Bettina Arnold obtained her BA degree in archaeology from Yale University and her MA and PhD degrees in anthropology from Harvard University. She is a professor of anthropology at the University of Wisconsin-Milwaukee, where she served as the co-director of the Center for Celtic Studies from 2000-2009 and coordinator of the Museum Studies Graduate Program from 1996-2012. She is the editor of the online peer-reviewed journal e-Keltoi. Her area of expertise is the pre-Roman European Iron Age, but in the course of her career, she has participated in archaeological projects ranging from the Middle Bronze Age through the early medieval period in western Europe.
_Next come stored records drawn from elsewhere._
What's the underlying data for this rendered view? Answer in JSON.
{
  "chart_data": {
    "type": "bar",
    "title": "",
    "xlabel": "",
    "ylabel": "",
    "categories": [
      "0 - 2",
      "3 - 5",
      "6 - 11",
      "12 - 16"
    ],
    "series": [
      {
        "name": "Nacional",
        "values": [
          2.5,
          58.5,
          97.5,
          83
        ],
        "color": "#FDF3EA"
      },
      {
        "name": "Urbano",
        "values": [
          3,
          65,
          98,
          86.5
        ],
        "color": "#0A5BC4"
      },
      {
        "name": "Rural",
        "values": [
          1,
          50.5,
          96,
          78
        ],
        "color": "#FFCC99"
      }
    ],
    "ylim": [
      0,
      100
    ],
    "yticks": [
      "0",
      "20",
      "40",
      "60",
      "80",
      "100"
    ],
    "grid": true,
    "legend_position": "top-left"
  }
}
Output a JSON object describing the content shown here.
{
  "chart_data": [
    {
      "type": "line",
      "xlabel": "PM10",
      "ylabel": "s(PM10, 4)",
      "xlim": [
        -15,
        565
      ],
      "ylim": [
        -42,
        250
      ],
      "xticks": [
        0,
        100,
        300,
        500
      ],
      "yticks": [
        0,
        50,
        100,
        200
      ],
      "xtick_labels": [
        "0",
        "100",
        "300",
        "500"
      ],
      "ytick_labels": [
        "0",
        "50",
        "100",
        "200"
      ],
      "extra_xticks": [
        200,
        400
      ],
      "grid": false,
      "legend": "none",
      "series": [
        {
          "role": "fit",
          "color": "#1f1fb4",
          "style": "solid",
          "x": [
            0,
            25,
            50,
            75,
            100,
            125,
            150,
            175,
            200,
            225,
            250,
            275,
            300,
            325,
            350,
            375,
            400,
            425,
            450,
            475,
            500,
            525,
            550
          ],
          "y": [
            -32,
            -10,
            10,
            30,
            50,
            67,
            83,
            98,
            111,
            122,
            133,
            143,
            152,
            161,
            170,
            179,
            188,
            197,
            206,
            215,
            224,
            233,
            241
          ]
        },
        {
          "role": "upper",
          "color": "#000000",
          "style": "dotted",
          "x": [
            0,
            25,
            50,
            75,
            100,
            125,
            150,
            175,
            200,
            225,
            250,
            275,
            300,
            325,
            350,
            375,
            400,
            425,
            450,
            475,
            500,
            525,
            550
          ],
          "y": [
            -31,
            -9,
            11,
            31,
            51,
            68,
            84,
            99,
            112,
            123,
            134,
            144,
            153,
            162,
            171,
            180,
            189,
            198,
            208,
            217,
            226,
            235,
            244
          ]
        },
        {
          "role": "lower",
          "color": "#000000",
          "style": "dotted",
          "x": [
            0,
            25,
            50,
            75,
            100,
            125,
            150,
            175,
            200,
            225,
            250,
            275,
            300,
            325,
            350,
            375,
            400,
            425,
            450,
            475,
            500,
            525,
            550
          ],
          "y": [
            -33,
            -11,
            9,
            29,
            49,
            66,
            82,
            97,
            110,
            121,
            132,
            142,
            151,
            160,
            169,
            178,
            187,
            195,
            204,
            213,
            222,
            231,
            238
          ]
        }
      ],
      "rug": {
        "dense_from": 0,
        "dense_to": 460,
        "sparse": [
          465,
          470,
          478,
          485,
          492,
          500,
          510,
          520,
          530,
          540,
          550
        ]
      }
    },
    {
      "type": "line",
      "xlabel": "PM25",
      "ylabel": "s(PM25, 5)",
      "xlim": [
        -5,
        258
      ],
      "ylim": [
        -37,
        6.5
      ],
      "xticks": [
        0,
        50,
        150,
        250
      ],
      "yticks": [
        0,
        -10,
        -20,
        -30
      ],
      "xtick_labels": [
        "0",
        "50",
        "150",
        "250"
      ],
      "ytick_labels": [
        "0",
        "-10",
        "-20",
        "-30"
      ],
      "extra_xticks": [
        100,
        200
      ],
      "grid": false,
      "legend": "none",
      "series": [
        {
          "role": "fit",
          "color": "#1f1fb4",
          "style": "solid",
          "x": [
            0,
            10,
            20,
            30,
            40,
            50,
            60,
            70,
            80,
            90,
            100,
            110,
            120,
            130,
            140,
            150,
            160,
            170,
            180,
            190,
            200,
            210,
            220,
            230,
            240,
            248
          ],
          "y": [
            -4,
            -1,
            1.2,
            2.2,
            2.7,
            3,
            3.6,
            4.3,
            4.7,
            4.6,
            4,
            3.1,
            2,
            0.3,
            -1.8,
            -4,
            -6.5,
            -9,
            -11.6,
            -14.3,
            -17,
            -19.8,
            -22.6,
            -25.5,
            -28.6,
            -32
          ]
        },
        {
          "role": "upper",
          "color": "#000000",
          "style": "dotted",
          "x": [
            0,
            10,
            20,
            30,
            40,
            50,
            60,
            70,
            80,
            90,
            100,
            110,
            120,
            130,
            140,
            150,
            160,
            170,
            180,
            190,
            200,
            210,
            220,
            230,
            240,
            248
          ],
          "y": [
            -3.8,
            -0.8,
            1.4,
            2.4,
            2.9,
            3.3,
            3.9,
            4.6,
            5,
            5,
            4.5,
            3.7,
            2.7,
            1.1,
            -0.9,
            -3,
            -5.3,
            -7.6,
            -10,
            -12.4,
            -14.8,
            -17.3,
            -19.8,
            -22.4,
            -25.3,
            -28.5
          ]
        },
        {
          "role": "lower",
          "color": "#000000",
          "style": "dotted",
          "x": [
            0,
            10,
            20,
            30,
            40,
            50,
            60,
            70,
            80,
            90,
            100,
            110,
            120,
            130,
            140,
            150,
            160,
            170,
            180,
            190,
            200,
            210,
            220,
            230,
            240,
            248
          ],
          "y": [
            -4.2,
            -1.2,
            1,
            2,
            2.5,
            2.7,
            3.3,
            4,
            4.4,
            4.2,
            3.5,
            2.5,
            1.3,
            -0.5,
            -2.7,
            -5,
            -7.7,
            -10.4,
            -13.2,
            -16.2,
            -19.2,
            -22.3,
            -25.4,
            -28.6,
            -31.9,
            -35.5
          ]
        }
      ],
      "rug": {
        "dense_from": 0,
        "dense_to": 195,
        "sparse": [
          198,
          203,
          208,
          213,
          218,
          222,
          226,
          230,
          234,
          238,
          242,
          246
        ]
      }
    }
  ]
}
Since 1999 she has co-directed a research project in southwest Germany focused on the burial record of the early Iron Age Heuneburg hillfort and its environs; two burial mounds associated with this site were excavated by the Landscape of Ancestors project between 1999 and 2002. Finds from those excavations were featured in “Die Welt der Kelten: Zentren der Macht – Kostbarkeiten der Kunst,” a major exhibition in Stuttgart in 2012-2013. Her research has focused on the archaeological interpretation and analysis of complex societies, particularly as reflected in mortuary contexts; material culture as a symbolic system and a means of communicating social relationships; the archaeological interpretation of prehistoric gender configurations in burial contexts; and the socio-political history of archaeology and museum collecting, especially their involvement in identity construction in 19th and 20th century nationalist and ethnic movements in Europe and the United States.
Recent publications include: “Keltischer Trank aus Brew City, USA” with Joshua Driscoll. Archäologie in Deutschland 2017(2): 64-65; Hemorrhagic fever virus and human tissues in Iron Age mortuary vessels” with Conner Wiktorowicz, John E. Wiktorowicz, Matthew L. Murray & Alexander Kurosky. Journal of Archaeological Science 78: 29-39 (2017), https://authors.elsevier.com/a/1U7UZ15SlTZQ7U; “The lake dwelling diaspora and natural history museums: identity, collecting and ethics,” in Francesco Menotti and Aidan O’Sullivan (eds), “The Oxford Handbook of Wetland Archaeology and Beyond,” pp. 865-881, Oxford: Oxford University Press; “The Vix Princess redux: a retrospective on European Iron Age gender and mortuary studies” in Lourdes Prados Torreira (ed.) La Arqueología funeraria desde una perspectiva de género, pp. 215-232 (2012), Madrid: UA Ediciones; Derek B. Counts and Bettina Arnold (eds) (2010) “The Master of Animals in Old World Iconography” (Budapest: Archaeolingua).